I took my two older boys to Redding today. It was hot. So, as any good American parent would do, we headed for the nearest air conditioned facility with free entertainment. In our case, it was the mall, domain of the tweens. I was terrified.
I parked near the closest entrance to the kids play area and we headed in, sons, pulling me forward reluctantly. A man with black lipstick opened the door for us. 'See,' I thought, 'it's what's inside that counts.' My oldest son wanted to know why that girl looked so manly. "Nathan," I said, "it's what's inside that counts."
The kids play area was remarkably quiet compared to 'normal.' Only a small handful of exhausted moms leaned heavily against the cushioned walls for moral support. Not for the first time did the words 'padded room' float uneasily through my brain. After helping the boys take off their shoes, I joined the exhausted moms.

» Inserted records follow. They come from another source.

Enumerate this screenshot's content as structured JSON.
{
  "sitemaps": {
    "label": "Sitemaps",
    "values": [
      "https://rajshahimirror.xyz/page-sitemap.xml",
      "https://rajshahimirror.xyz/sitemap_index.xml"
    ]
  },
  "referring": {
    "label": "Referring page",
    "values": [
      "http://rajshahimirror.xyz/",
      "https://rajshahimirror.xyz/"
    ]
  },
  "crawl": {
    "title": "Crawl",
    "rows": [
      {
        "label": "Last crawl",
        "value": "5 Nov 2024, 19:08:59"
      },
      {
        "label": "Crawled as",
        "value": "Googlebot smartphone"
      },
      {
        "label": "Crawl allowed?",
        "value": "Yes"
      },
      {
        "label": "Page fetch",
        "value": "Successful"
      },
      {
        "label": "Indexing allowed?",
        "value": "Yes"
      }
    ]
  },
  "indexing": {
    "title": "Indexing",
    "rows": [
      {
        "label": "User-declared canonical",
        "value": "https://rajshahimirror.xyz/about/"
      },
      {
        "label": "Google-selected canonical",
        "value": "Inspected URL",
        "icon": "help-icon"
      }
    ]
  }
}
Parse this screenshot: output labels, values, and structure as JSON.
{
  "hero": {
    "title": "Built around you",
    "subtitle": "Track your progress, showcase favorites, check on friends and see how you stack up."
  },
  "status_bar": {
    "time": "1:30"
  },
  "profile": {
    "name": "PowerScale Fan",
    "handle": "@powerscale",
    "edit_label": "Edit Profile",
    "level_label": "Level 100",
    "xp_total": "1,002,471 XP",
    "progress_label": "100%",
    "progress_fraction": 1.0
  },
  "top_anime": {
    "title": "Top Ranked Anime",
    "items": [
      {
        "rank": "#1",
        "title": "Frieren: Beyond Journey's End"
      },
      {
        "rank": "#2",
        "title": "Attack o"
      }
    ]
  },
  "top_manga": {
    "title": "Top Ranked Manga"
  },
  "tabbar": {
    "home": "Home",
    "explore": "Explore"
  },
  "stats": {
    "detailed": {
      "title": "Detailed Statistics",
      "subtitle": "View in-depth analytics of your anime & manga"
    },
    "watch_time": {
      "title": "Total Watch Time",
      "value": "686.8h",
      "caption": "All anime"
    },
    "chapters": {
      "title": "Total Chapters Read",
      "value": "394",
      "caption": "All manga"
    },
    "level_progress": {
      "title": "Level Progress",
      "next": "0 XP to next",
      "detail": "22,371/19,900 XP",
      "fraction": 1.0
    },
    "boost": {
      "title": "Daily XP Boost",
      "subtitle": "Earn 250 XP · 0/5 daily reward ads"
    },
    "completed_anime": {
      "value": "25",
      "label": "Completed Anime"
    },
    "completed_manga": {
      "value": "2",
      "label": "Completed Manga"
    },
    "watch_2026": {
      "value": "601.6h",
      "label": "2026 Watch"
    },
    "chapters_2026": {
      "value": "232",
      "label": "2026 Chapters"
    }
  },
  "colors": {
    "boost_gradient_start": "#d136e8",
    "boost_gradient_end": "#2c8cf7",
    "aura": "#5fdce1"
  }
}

The trust of a child is remarkable, but the trust of a child towards other children is nothing less than stunning. Total strangers, when children, could be lifelong friends.
Everyone's smiled at.
For about an hour, I watched my boys interact, play, plan and laugh with a dozen other little strangers with near perfect ease. It was a bit convicting to watch. Something about these young kids was just... so different... from so many adults. I don't know that I'm putting my finger on it exactly, but I think it has something to do with trusting the best in another person before assuming anything else. 'See,' I thought, 'it's what's inside that counts.'
Dear God, change me on the inside and make me like a child towards You and towards others. I know I need the wisdom of Christ, but give me also the trust of a child.